Government minister Jacob Rees-Mogg has reportedly been conducting ‘spot checks’ on civil servants, leaving notes on desks saying ‘I look forward to seeing you in the office very soon’ following a drive by Downing Street to stop public sector employees from working from home.
London-based law firm Stephenson Harwood also announced last week that it would offer staff the ability to work from home permanently – but at the cost of a 20 per cent pay cut.
Locally, Tunbridge Wells Borough Council’s (TWBC) plans for the Town Hall are dependent on giving up some office space to a ‘co-working’ company, which means a number of Council officers are hybrid working – spending some time in the office and some at home.
Nicky Carter, Head of HR, Customer Service & Culture at the authority said: “Each team has its own working patterns depending on what the Council needs.
“Some members of staff work from the office all the time, others have a mixed pattern of working. It is not possible to say how many people fall into each category as it can vary on a daily basis.”
Hybrid working is also now permanently established at County Hall.
A Kent County Council (KCC) spokesperson told the Times: “We have 12 buildings across our office estate designed to accommodate the needs of individuals and teams.
“As a council, we deliver a complex range of services and the vast majority of our staff need to be able to access the right equipment and spaces to meet the varied demands of service delivery day to day, making sure that wherever they work from the people we support across Kent can still access the information, guidance and support they need.
“Managers and staff have risen to the challenge of adapting the way we work, and regularly book desks in the spaces that best meet there needs or drop in to the facilities as part of their daily routines of working around the county.”
In the private sector, as Times reported last year, AXA Health, the town’s largest employer, remained committed to hybrid working but ‘would not adopt a 100 per cent working from home model’, after closing two local offices.
And law firm Cripps Pemberton Greenish has said the firm now had ‘embedded’ a hybrid working model for its London and Tunbridge Wells-based teams..
Chief People Officer Craig McMurrough added: “We delivered a guide designed to help employees achieve the right blend of home and office working. However, this approach has always been positioned as a guide rather than policy. We trust and enable our people to excel in their work and they consistently rise to the challenge.”
But increased levels of WFH is at ‘the detriment’ of some workers, HR experts have warned.

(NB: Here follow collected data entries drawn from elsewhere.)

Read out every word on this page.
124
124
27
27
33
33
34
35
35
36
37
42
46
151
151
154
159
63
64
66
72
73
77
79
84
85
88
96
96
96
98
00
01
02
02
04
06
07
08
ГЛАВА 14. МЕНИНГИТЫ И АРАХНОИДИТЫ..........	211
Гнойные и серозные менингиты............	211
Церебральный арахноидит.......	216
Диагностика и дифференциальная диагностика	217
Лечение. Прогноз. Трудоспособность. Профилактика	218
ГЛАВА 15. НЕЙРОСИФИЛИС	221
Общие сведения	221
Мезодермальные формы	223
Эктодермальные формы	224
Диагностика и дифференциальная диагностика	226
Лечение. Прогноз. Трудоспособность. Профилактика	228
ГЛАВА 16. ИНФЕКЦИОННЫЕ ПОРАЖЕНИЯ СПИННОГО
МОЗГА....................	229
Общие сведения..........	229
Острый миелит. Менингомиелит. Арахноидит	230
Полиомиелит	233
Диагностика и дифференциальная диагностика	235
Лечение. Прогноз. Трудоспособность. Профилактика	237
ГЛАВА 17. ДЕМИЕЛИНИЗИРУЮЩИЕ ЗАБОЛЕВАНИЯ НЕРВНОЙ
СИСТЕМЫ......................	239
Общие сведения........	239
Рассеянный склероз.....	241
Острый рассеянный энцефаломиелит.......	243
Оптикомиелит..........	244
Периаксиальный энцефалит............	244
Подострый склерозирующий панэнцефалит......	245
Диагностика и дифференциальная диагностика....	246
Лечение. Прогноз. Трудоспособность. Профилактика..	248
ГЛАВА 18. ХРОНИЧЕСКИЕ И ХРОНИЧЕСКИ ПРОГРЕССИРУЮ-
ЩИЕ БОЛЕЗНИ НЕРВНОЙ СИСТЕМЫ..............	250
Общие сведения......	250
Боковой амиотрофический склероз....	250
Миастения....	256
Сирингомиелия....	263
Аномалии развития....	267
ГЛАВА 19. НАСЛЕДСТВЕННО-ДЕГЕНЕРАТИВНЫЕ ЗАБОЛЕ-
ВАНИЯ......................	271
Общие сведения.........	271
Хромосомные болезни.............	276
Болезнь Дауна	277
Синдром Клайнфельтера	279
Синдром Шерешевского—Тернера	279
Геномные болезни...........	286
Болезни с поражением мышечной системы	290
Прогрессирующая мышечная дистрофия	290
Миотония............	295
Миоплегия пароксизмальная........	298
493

Tunbridge Wells-based career coach and consultant Husnara Begum, told the Times: “If you can shave off two hours from your commute, it can be quite a game-changer.
“For employers it’s a cost-cutting exercise. They can also recruit talent from anywhere in the country. I can see why they do it.
“But the flip side of that coin is the detriment to company culture,” she said.
“It is to the detriment of junior colleagues, who are not able to learn through osmosis,” she added, warning that if new employees and less experienced staff could not have access to their seniors, it could ‘kill the culture’ of an organisation.
“In a candidate-led market, when employers are fighting over good candidates, they need to be very careful about their approach to flexibility,” she continued. “If you go down the Stephenson Harwood approach [and cut salaries by 20 per cent], what does that say about your culture? Ultimately, decision-making should be localised, and employees should be treated like grown-ups.”